According to a recent JD Power study, when dealers text their customers, customer satisfaction increases. Dealers using text messages are getting ahead of most of their competitors and are creating more satisfied customers. Luxury dealers use email and text messaging more frequently than mass market dealers (25% and 21% of the time vs. 17% and 15% of the time, respectively), so mass market dealers have an opportunity to increase engagement through these channels.
But do you know the rules under the Telephone Consumer Protection Act (TCPA)? Dealers not getting the proper written permission to communicate via text can find themselves in class action lawsuits.
Rules for Phone Calls/Text Messages from TCPA
- Autodialed calls – defined as a phone call involving a live person or pre-recorded message, that is placed using an “autodialer,” or automatic telephone dialing system, that can (or can be modified to) produce, store and call telephone numbers using a random or sequential number generator. The definition of an “autodialer” is incredibly broad – much more so than you would think.
- Robocalls – defined as a phone call that uses an “autodialer” system to deliver a pre-recorded telemarketing message.
If you are doing these types of telemarketing calls or have allowed a vendor to do so on your behalf, you need express written consent from the consumer.
- Consumer consent must be unambiguous:
- consumer must receive a ‘clear and conspicuous disclosure’ that he/she will receive future calls that deliver autodialed and/or pre-recorded telemarketing messages on behalf of a specific advertiser;
- the consent must expressly indicate that the calls will be for “marketing purposes;”
- that his/her consent is not a condition of purchase; and
- he/she must designate a phone number at which to be reached (which should not be pre-populated by the advertiser in an online form).

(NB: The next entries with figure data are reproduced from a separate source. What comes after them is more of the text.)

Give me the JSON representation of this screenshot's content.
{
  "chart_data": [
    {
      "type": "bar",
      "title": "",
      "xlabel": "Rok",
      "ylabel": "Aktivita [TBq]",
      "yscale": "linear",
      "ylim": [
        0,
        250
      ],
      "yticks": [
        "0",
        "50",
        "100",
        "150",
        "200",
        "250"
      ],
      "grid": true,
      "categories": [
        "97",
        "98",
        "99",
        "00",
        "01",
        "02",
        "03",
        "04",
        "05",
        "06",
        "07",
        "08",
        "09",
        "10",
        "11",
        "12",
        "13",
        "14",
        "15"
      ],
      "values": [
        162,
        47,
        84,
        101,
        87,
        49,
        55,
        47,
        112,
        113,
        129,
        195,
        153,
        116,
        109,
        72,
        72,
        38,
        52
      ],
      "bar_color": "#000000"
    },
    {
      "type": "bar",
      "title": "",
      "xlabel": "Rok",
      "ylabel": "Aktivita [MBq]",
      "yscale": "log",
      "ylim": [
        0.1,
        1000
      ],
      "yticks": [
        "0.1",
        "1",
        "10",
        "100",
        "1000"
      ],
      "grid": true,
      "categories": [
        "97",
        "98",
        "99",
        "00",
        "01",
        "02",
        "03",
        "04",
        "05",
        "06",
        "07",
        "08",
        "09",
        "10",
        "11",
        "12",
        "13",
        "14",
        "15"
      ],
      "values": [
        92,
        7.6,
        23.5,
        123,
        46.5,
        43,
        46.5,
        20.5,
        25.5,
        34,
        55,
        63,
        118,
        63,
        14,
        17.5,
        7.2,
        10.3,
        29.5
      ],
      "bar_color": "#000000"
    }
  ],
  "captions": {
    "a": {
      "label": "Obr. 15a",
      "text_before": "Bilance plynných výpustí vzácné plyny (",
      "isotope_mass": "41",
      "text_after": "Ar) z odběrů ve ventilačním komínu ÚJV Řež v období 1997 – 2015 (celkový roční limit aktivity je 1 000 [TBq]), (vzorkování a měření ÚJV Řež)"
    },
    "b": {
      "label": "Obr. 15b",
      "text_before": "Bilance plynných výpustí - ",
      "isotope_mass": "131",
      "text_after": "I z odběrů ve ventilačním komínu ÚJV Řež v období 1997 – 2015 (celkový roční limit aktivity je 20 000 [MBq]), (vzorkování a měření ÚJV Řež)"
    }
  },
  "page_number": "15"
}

NOTE: the established business relationship exemption no longer protects you or relieves you of the written consent requirement.
- Dealers may not be using pre-recorded calls to contact consumers, but they must determine if they are using software or systems that meet the definition of an Automated Telephone Dialing System (ATDS) under the new rules.
- The TCPA definition of ATDS may cover computers used to make or assist in making telephone calls, which means the FCC may consider ANY telemarketing phone call made using such a system to be improper under the TCPA, unless you have the consumer’s prior express written consent.
- Since October 16, 2013, prior written consent (expressly for marketing purposes) is required for all autodialed and/or pre-recorded calls/texts sent/made to cell phone and pre-recorded calls made to residential land lines for marketing purposes.
- Compliance with the E-SIGN Act satisfies this requirement, meaning that electronic or digital forms of signature are acceptable (i.e., agreements obtained via email, website form, text message, telephone key press or voice recording).
- The TCPA applies to both voice and SMS or “text”messages, if they are transmitted for marketing purposes.
- Overview of recent class action lawsuits related to “ringless voicemail” marketing without prior express written permission from the customer violates the federal Telephone Consumer Protection Act (TCPA); recommend:
- Dealers to review dealership privacy consent forms, both sales and service, to ensure compliance with the texting requirements under TCPA, which restricts telephone solicitations and the use of automated telephone equipment.
- Although the issue has not been definitively decided, all signs/court opinions suggest that it is.
- Be aware that as of July 1, 2018, Florida law expressly prohibits a ringless voicemail message to any one that has previously communicated to the dealer that they do not wish to receive calls or texts
- The TCPA requires dealers to have written permission (expressly for marketing purposes) prior to sending marketing messages (either themselves or through a vendor on their behalf) via an “automatic telephone dialing system” regardless of a prior business relationship, this includes texts
- There are two major issues presented:
- Is the text a marketing message; and
- Are you using an automatic telephone dialing system.
- If the answer to both questions is yes, you need to have express written permission from the customer prior to the first text
- Is the text a marketing message
- Unless you are texting to say “your car is ready for pickup,” it probably is a marketing message
- This is likely the case even if the first text is, “can we text you”
- Why else would you be sending that text other than to market?
- Are you using an automatic telephone dialing system
- The truth – most dealers do not know
- An automatic telephone dialing system is any equipment which has the capacity to store or produce telephone numbers to be called, using a random or sequential number generator, and, to dial such numbers (or can be modified to do so even if it has not been so modified).
- What should you do:
- Do not take your vendor at its word that it is not using an automatic telephone dialing system
- Get an agreement to indemnify you against TCPA claims, or at the very least are presentation and warranty in the contract with the vendor that the equipment used is not an automatic telephone dialing system as defined by the TCPA.
- Get express written consent from customers prior to sending a text message.
“The best part of text message (SMS/MMS) marketing, besides the high ROI, is that it is permission based. The recipient must be the one to take the action to enter into your text message program before you ever send them a text. This can be done via a web-based opt-in or by the mobile user sending a text to a short code with a specific “keyword” in it that indicates permission to receive messages.”